What constitutes a ‘material operation’ is detailed further in the Planning Act at Section 56(4) – this is widely drafted and includes any construction or demolition works, digging trenches for foundations, laying underground mains or pipes, any operation in the course of laying out or constructing a road, and any material change of use in the land.

So I can just dig some trenches?
If your planning permission is about to expire, you would not be able to simply go onto the site, carry out some minor works and claim that you had begun development. In order for implementation under Section 56 of the Planning Act to be valid, you must also have satisfied all of the pre-commencement conditions in the planning permission.

You should keep a written record of the satisfaction of these conditions – any purchaser or funder would want confirmation that the planning permission was carried out lawfully, within the time limits and having satisfied all the relevant conditions.

Does this also trigger planning obligations?
If there is a Section 106 Agreement, then this is likely to have a different definition of what counts as ‘commencing development’, as this is usually a trigger for planning obligations (such as payment of financial contributions). There is also likely to be an obligation to inform the local planning authority before you start works on site.

What counts as ‘commencement’ under a planning agreement is not laid down by statute but will be subject to negotiation and the requirements of the local planning authority. It will usually refer to the Planning Act but exclude preliminary operations such as demolition, site clearance and construction access.

What about CIL?
The Community Infrastructure Levy Regulations 2010 have the same definition as the Planning Act as to what counts as beginning a development (where the planning permission is new and not a renewal).

Before starting a development subject to CIL you must submit a Commencement Notice (which must be in the prescribed form) to the relevant local authority. Under Regulation 67 this must be submitted no later than the day before you begin development. If you do not serve a Commencement Notice or do not serve one in time, then:
• the local authority will decide the date on which it deems development to have started;
• you will be required to pay a surcharge for invalid commencement of up to £2,500; and
• most importantly, you will lose any CIL exemptions.

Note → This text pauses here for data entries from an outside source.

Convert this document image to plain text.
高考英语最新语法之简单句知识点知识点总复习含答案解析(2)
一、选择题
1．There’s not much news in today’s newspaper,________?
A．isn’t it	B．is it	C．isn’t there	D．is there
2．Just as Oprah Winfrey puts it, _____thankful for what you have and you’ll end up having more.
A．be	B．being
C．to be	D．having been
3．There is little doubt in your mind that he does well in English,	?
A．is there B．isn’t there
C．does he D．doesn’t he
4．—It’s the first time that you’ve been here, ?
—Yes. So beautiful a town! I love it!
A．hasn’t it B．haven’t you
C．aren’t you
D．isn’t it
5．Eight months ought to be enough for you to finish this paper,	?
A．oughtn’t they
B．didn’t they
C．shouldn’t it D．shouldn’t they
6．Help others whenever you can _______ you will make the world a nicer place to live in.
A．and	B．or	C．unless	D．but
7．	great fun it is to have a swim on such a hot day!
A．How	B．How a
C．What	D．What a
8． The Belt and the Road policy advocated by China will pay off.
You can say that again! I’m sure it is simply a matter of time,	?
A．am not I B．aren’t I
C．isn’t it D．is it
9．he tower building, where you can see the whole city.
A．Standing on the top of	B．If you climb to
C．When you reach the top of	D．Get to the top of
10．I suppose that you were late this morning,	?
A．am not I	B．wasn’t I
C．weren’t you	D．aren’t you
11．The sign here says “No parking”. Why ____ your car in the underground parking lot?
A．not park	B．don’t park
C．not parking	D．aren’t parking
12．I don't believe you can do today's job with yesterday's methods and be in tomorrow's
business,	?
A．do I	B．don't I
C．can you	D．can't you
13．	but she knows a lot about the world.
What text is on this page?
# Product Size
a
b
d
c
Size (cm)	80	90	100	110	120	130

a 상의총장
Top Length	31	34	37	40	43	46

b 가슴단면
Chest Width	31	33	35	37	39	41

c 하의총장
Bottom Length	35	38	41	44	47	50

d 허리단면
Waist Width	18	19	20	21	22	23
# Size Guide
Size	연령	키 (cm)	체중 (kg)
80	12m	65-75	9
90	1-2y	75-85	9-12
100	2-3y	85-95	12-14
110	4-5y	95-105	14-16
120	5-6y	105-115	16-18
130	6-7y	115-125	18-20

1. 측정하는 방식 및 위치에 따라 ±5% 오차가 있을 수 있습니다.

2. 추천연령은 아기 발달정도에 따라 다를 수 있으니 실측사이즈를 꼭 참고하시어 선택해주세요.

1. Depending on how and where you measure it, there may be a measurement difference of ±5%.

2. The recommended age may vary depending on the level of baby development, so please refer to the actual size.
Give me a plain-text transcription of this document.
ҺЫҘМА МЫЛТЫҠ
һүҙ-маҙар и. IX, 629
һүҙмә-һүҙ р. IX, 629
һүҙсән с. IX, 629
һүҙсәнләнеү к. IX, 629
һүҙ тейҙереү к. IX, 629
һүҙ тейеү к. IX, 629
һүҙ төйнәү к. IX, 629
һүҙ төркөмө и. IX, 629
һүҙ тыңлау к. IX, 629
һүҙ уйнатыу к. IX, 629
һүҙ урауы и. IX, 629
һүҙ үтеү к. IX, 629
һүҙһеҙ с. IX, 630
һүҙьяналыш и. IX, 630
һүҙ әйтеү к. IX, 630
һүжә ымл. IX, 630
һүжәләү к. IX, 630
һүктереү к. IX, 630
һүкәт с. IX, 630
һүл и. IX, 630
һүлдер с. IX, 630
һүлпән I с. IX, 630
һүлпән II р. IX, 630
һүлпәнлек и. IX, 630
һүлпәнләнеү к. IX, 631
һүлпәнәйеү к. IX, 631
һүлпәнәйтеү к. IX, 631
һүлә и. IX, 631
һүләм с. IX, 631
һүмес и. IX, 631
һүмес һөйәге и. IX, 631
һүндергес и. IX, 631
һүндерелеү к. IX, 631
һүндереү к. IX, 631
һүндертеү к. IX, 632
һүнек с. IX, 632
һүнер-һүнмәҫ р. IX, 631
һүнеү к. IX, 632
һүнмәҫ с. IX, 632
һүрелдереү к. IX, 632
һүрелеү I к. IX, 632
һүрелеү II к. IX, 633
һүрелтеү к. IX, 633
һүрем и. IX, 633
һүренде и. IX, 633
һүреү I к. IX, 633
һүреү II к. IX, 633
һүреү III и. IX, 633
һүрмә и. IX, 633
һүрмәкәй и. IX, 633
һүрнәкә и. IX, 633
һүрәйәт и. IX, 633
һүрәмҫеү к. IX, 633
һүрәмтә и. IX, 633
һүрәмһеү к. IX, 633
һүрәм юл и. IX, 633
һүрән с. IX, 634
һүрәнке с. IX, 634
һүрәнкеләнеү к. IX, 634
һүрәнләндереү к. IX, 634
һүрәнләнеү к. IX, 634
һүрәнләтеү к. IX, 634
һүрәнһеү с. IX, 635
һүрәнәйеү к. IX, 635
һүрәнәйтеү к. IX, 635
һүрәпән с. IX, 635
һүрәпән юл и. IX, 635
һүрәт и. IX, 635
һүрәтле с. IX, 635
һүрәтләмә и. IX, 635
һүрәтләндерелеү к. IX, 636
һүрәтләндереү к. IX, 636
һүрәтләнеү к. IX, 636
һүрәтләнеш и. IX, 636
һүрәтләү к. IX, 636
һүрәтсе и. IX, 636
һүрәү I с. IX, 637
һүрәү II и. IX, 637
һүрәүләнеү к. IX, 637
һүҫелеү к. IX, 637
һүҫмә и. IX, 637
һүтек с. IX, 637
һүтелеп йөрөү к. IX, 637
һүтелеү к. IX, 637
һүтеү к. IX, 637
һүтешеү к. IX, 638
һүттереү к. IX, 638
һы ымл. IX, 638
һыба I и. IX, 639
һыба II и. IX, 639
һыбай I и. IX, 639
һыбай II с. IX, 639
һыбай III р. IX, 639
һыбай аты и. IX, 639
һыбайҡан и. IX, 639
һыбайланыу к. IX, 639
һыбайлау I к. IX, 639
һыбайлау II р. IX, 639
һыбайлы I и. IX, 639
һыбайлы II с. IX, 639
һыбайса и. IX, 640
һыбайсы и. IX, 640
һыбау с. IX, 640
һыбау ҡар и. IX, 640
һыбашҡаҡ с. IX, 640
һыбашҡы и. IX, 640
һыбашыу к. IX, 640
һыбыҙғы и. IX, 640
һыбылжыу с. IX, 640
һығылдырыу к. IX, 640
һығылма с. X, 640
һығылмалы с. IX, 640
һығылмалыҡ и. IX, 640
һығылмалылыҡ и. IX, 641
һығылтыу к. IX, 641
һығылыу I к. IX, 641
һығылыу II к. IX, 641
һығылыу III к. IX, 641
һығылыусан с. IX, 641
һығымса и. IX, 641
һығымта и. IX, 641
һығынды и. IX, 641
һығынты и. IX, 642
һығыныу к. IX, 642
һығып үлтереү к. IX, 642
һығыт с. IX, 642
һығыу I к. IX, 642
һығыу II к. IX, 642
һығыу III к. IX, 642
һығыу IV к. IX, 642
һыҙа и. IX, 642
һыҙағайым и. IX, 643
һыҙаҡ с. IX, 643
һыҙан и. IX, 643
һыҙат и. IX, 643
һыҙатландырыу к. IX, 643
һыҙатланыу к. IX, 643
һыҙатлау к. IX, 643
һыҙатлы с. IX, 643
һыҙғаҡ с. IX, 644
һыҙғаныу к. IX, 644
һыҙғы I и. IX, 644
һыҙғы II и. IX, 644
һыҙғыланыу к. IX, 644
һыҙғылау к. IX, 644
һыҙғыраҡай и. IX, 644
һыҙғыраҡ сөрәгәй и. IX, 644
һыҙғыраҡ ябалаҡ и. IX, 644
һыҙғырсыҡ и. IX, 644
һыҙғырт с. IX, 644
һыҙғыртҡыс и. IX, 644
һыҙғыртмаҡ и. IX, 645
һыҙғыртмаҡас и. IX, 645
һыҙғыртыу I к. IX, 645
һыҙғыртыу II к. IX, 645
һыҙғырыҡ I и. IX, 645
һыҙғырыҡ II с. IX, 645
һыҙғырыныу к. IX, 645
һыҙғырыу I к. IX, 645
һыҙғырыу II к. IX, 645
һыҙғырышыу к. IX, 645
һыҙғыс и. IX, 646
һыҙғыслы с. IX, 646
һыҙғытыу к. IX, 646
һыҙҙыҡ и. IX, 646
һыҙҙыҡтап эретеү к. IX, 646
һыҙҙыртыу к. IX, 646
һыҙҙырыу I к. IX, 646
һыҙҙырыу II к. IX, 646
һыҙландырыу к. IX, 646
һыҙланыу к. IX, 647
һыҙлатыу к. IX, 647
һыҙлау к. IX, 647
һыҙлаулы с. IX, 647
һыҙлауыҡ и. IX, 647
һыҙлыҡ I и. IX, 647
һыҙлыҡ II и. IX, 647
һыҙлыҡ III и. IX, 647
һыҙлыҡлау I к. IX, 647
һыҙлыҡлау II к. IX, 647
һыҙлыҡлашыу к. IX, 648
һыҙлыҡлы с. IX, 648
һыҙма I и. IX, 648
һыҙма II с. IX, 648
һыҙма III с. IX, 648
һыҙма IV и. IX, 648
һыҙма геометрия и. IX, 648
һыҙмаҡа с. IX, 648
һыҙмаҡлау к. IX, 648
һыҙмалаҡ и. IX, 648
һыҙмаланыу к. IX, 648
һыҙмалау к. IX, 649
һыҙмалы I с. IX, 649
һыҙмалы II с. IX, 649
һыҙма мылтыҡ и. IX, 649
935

The latter could prove to be expensive – there have been a number of recent cases where self-builders have lost their CIL exemptions due to a failure to serve a valid Commencement Notice in the prescribed form, despite informing the local authority of the intent to start building.

Tick all the boxes
In summary, make sure that you:
• know the deadline for implementing the planning permission;
• comply with all the pre-commencement conditions before doing anything on site;
• notify the local authority in accordance with any planning agreement; and
• if CIL is payable, serve a Commencement Notice in time and in the proper form.